Annotation is a technology that could transform the world if it ever caught on

I had a fun week in DC learning about annotation technology at IAnnotate19.

Hypothesis, an education focused non-profit business, hosted me and 75 other attendees at their annual IAnnotate conference to talk about innovation in the space and how users are using the technology in their work and personal lives.

Many people aren’t familiar with annotation so it’s worth explaining. Annotation means highlighting text and images and taking notes or commenting on websites. Annotations are then saved for users when they revisit these webpages later.

Because I frequently highlight and take notes on the content I already read on my kindle, I’ve been interested in annotating the long-form content I read on the web.

I have been researching the space and technology for quite a while and I’m excited about what the technology is enabling for myself and others.

For most people, highlighting and commenting on webpages sounds like a basic functionality they would expect would be available on every modern web browser.

They might then be surprised to find out that not only is this functionality not widely available but also that providing this functionality to a wide audience has proven both technically difficult and is surrounded by controversy and public failures.

Highlighting is viewed by many in the development community view as a security risk.
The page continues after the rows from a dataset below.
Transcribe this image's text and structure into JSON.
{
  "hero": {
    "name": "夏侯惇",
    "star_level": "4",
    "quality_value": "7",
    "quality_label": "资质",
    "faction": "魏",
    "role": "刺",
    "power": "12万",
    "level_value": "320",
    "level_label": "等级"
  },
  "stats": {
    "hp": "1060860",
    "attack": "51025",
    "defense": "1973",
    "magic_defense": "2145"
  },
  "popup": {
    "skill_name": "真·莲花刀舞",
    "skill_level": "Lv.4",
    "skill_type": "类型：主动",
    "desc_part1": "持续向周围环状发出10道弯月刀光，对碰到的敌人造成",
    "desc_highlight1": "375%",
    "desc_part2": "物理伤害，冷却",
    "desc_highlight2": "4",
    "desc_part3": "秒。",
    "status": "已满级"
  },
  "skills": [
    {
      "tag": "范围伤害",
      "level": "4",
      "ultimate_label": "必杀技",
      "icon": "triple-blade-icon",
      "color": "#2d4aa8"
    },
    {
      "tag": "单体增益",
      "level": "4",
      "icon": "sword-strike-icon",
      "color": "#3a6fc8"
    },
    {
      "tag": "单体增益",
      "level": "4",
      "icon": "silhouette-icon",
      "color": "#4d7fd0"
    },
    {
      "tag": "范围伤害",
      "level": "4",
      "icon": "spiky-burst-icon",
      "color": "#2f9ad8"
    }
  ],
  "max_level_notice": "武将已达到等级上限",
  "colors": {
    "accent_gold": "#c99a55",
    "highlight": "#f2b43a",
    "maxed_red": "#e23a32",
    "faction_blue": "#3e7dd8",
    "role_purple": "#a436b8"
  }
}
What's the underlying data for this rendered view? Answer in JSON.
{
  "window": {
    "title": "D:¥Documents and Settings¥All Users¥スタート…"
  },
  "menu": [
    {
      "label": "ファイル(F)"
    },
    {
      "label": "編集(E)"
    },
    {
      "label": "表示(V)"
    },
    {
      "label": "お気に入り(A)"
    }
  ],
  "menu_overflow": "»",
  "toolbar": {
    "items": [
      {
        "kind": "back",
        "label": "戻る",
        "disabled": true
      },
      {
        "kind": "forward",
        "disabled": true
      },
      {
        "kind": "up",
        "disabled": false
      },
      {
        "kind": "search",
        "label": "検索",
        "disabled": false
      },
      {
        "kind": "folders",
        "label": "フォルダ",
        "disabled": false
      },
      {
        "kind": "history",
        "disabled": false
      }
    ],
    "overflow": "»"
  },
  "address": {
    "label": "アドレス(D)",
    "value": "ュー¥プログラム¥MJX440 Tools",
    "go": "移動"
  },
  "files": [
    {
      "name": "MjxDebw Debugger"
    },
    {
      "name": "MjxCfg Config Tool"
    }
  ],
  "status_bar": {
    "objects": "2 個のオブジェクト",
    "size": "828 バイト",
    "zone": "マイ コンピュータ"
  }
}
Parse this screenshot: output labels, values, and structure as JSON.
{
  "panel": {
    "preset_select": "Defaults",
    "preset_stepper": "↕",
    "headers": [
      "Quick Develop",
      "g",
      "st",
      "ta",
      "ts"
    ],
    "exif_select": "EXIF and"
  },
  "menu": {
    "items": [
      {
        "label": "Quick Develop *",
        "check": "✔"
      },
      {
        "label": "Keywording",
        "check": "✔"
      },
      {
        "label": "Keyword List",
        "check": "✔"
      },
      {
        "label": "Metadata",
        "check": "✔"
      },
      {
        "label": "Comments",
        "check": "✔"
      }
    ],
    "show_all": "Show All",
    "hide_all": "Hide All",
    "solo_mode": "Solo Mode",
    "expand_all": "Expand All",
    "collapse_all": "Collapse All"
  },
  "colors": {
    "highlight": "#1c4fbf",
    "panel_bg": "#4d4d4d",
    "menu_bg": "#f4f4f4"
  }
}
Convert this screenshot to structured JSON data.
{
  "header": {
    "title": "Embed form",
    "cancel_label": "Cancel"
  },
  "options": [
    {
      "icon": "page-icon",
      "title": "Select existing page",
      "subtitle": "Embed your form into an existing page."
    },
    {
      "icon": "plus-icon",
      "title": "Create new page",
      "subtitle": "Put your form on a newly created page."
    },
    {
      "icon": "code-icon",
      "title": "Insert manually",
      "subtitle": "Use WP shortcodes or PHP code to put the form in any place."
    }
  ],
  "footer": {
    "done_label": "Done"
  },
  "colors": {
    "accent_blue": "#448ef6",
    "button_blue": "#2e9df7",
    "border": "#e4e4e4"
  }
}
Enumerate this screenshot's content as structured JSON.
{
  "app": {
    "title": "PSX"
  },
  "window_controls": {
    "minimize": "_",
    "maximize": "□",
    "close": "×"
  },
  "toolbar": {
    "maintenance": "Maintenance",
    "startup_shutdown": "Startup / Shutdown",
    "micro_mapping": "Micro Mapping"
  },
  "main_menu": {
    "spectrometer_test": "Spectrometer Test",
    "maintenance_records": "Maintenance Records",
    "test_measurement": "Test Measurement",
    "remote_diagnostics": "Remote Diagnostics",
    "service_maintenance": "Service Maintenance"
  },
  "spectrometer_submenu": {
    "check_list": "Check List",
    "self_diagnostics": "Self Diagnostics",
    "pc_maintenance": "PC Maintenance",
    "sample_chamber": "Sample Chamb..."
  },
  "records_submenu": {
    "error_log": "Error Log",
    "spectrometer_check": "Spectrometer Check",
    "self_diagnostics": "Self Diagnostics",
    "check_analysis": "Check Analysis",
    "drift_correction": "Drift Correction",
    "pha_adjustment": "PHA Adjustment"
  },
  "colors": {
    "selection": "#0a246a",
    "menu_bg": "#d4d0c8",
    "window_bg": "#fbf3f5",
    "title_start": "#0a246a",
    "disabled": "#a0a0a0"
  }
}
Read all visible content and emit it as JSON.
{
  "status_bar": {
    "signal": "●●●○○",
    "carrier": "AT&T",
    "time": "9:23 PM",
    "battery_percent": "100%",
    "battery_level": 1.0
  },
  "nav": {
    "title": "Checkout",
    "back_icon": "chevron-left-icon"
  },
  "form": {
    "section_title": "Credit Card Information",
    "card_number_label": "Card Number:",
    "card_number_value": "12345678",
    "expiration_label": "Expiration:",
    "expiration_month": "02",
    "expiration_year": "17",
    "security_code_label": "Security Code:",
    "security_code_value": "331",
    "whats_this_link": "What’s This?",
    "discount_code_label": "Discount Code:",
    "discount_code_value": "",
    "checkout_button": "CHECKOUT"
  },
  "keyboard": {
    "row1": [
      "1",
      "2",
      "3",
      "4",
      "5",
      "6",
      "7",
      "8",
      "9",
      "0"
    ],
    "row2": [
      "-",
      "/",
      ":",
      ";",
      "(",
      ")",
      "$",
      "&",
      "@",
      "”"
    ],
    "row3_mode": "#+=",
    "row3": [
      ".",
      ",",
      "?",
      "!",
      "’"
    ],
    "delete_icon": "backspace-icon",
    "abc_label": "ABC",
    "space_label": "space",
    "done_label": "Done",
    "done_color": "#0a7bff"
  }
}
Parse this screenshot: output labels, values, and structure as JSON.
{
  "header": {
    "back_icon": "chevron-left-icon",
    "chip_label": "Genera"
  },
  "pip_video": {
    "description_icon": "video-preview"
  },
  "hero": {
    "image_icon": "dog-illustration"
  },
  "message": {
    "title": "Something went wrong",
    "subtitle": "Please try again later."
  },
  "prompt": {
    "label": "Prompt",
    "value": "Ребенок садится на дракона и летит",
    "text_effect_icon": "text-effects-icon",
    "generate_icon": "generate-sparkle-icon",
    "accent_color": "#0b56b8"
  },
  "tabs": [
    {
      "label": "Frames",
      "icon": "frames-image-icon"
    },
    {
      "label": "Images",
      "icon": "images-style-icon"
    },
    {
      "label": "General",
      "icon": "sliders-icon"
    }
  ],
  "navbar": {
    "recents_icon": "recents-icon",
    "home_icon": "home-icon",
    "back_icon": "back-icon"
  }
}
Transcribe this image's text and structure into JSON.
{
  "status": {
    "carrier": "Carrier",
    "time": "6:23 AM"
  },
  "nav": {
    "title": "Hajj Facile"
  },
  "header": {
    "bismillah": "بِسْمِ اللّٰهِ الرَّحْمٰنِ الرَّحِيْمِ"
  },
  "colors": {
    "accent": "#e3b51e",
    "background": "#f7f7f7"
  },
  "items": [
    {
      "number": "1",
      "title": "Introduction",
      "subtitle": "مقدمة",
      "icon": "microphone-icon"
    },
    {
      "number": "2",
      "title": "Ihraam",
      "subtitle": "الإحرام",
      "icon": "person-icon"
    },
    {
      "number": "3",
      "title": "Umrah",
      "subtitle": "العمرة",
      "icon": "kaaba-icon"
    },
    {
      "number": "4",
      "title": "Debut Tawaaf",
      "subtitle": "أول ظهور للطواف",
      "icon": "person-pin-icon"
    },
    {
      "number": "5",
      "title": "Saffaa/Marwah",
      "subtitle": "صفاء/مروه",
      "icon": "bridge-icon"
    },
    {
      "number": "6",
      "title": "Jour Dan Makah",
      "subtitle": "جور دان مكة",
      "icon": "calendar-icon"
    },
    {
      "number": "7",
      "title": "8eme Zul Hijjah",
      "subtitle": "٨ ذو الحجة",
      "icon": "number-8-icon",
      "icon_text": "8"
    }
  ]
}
To change websites’ visual appearance, highlighting requires allowing 3rd party software vendors outside access to change the appearance of websites and enables nefarious changes that users might not become aware of.

Highlighting is also difficult for technical reasons. Highlighting text on webpages requires the associated application understand where the text that needs to be highlighted is on each webpage. Because webpage content changes frequently and the underlying text that users intended to highlight might even change itself, knowing which text and where the text is that needs to be highlighted is difficult.

This technical difficulty in highlighting has brought about some ingenious methods to find the right text to highlight based on the original text material, such as “fuzzy anchoring” [https://web.hypothes.is/blog/fuzzy-anchoring/] which Hypothesis has helped innovate.

Over the week, I had a chance to talk to the software engineers who had innovated and implemented many of these solutions. I learned how they thought about these problems, why previous attempts at solutions have failed, and what has worked in development and just as importantly, for end-users of annotation applications.

I also had the great opportunity to work alongside several talented developers in our conference’s hackathon, where I used my experience working with SaaS companies in customer research, marketing, and product to identify and work on some of the most important remaining user challenges.

There’s a lot of work that needs to be done to bring annotation technology to a wider audience, but it’s something I’m excited to work on.